With the beginning of a new civil year (March 25) Carver was re-elected governor, and some simple necessary laws were established; on Carver’s sudden death the following month, Bradford was chosen his successor, under whose mild and wise direction the colony went on as before. As Bradford was then enfeebled by illness, Isaac Allerton was at the same time appointed Assistant to the Governor.
After a summer and autumn of prosperous labor and harvest, they were cheered, November 11/21, by the arrival of the “Fortune” from London, bringing as a visitor Robert Cushman, their former associate, and thirty-five additions to their feeble number, twenty-five of them adult males,—the majority, however, not from Leyden. The ship brought also a patent, granted June 1/11,[485] by the President and Council of New England—within whose territory the new settlement lay—to the same John Peirce and his associates in whose names the merchants fathering this venture had secured a patent the year before from the Virginia Company for the use of the “Mayflower” colonists. Without fixing territorial limits, the new grant allowed a hundred acres to be taken up for every emigrant, with fifteen hundred acres for public buildings, and empowered the grantees to make laws and set up a government.
SIGNERS OF THE PATENT, 1621.
By the delivery of this patent a sufficient show of authority was conferred for immediate need and for eight and a half years to come. It is true that in April, 1622, Peirce obtained surreptitiously for his private use a new grant with additional privileges, to be valid in place of the grant just described; but the trick was soon discovered, and the associates were reinstated by the Plymouth Company in their rights.
Taking these eight and a half years under the first patent as a separate period, the progress made in them may be briefly stated.
The settlement is first called “New Plymouth” in a letter sent back to England by the “Fortune” in December, 1621, and printed in the second edition of Captain John Smith’s New England’s Trials, in 1622. That it was so called may have been suggested as much by the name Plymouth on Smith’s map of this region (1614) as by the departure of the “Mayflower” from Plymouth, England, or by the knowledge that the colony was the first within the limits of the newly incorporated Plymouth Company.
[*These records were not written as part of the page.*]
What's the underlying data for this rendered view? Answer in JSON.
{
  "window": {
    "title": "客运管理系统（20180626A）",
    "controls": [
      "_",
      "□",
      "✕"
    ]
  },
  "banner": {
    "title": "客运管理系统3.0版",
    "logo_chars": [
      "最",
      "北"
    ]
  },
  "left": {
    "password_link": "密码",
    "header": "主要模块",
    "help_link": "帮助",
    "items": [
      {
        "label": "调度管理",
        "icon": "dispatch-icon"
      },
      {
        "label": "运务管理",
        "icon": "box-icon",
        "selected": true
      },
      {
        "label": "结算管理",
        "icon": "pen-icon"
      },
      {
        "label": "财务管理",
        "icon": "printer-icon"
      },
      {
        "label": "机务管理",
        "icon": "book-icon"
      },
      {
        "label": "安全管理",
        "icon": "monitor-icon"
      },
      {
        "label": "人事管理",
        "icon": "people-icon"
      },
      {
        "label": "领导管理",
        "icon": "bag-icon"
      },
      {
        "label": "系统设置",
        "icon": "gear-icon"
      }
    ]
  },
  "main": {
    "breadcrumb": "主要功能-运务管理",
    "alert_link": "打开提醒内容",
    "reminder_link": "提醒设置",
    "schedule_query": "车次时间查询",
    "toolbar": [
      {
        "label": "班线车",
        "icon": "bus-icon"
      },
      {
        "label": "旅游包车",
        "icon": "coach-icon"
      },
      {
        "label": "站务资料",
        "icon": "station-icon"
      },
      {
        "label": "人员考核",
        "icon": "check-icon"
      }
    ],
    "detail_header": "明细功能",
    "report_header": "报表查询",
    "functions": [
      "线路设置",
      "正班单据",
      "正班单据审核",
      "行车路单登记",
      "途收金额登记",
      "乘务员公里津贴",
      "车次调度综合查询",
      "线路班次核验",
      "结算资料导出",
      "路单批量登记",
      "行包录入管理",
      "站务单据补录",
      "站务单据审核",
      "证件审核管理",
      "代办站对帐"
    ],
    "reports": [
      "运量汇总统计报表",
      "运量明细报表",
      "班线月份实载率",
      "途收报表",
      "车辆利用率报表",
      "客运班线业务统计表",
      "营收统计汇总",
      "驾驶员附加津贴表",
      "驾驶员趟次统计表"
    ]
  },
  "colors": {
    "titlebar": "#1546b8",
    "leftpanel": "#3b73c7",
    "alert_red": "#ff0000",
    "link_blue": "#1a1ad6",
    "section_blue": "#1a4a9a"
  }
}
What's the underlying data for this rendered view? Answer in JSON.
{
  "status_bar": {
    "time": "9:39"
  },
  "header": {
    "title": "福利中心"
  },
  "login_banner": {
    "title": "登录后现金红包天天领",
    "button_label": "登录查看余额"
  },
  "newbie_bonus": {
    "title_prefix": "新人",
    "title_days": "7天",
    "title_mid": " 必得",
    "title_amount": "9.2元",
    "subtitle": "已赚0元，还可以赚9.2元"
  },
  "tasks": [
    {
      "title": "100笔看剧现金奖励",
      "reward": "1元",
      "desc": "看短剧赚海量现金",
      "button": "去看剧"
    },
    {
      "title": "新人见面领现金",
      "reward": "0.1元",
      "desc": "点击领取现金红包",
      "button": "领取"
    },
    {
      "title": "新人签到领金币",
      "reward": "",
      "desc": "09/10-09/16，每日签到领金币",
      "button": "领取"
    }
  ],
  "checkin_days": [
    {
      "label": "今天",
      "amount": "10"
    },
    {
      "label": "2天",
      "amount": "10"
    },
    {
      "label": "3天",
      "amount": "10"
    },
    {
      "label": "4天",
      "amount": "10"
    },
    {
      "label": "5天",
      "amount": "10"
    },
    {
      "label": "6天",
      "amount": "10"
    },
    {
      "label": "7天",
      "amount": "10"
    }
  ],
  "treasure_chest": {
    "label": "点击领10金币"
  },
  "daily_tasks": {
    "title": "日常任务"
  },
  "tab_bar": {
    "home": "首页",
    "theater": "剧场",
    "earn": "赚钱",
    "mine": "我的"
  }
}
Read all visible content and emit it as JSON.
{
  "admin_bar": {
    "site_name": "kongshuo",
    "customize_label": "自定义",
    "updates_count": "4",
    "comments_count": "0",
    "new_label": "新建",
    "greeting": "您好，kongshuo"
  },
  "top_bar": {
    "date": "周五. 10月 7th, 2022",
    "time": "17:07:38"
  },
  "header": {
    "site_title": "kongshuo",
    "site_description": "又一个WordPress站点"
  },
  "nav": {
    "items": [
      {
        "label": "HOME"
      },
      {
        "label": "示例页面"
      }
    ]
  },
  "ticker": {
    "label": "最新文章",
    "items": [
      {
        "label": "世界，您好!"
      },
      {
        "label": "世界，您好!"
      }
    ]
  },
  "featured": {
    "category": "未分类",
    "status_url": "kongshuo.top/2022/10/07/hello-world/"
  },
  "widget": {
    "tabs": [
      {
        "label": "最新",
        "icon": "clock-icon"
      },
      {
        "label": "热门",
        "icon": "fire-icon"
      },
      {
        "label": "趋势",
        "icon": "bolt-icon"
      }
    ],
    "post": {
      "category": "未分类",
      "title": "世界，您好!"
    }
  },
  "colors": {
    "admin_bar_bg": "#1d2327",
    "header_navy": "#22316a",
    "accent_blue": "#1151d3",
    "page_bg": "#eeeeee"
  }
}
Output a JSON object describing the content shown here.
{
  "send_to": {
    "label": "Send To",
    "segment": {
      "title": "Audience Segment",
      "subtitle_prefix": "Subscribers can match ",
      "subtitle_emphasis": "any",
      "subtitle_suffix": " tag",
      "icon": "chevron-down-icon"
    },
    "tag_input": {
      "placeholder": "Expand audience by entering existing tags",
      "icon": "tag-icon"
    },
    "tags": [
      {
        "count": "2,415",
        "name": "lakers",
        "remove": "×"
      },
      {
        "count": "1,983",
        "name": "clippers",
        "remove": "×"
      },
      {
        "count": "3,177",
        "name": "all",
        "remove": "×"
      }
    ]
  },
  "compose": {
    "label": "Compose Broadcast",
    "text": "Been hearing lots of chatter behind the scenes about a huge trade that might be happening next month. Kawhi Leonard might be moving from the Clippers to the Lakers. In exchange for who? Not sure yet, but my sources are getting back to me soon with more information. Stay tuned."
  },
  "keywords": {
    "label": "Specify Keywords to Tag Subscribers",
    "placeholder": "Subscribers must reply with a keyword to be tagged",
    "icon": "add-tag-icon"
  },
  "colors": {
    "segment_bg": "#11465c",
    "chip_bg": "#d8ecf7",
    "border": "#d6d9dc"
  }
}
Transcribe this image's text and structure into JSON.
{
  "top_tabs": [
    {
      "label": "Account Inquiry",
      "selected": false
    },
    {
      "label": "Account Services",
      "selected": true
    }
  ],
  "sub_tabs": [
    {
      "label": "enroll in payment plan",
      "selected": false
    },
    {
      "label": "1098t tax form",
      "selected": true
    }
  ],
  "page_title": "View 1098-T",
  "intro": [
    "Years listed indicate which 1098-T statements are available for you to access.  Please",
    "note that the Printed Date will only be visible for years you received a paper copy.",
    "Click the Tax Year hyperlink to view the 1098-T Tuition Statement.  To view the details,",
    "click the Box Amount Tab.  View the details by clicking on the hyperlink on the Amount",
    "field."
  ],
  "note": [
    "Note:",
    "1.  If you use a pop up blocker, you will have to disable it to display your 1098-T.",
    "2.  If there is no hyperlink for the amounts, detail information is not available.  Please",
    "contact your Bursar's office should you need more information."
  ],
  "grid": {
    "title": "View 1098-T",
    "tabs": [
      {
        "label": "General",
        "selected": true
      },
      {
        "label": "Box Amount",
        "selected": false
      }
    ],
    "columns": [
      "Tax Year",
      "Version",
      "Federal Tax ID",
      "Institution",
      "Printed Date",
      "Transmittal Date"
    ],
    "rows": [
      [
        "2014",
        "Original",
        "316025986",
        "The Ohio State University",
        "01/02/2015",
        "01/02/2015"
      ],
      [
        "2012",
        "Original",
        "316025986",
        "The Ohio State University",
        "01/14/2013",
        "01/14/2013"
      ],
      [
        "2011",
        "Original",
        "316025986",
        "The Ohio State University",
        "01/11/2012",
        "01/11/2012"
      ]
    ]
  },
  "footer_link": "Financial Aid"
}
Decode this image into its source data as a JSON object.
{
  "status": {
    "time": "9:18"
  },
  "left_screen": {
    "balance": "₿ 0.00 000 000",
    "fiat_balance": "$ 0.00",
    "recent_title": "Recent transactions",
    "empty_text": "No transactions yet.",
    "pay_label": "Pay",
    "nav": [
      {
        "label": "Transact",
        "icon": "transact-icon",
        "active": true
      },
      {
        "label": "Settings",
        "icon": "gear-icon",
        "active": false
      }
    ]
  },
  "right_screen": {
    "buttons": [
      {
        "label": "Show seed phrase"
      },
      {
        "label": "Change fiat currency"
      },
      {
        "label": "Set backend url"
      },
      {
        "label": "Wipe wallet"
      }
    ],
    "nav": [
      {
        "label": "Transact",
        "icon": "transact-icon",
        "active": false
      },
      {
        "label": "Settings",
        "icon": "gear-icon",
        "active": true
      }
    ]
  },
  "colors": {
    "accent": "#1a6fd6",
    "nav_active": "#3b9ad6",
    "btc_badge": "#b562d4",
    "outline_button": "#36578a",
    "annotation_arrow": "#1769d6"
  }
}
Later, the town was called simply Plymouth, while the colony retained the name New Plymouth.
In numbers they increased from less than fifty at the arrival of the “Fortune,” to near three hundred on the reception of the second charter in May, 1630. The most important accessions were in July, 1623,—about sixty persons, a few of them from Leyden; and about as many more—all from Leyden—in 1629-30.
In the second year at New Plymouth, because of threats from the Narragansett tribe of Indians about Narragansett Bay, the town was enclosed with a strong palisade, and a substantial fort (used also on Sundays as a meeting-house) was erected on the hill which formed so conspicuous a feature of the enclosure. The mode of life which John Smith described in his Generall Historie in 1624,—that “the most of them live together as one family or household, yet every man followeth his trade and profession both by sea and land, and all for a general stock, out of which they have all their maintenance,”—was modified the same year, to the great advantage of all, by the assignment to each head of a family of an acre of ground for planting, to be held as his own till the division of profits with the London merchants. While this taste of proprietorship tended to increase the restlessness of the planters, the vanishing prospect of large returns was simultaneously disheartening the “merchant adventurers,” so that many withdrew, and the remainder agreed to a termination of the partnership, in consideration of the payment of £1,800, in nine equal annual instalments, beginning in 1628. This arrangement was effected in London in November, 1626, through Isaac Allerton, one of the younger of the original Leyden emigrants, who had been commissioned for the purpose; and to meet the new financial situation, the resident adult males (except a few thought unworthy of confidence) were constituted stockholders, each one being allowed shares up to the number of his family. Then followed an allotment of land to each shareholder, the settlement of the title of each to the house he occupied, and a distribution of the few cattle on hand among groups of families,—all these possessions having hitherto been the joint, undivided stock of the “merchant adventurers” and the planters. At the same time eight leading planters (Bradford, Standish, Allerton, Winslow, Brewster, Howland, Alden, and Prince), with the help of four London friends, undertook to meet the outstanding obligations of the colony and the first six annual payments on the new basis, obtaining in return a monopoly of the foreign trade.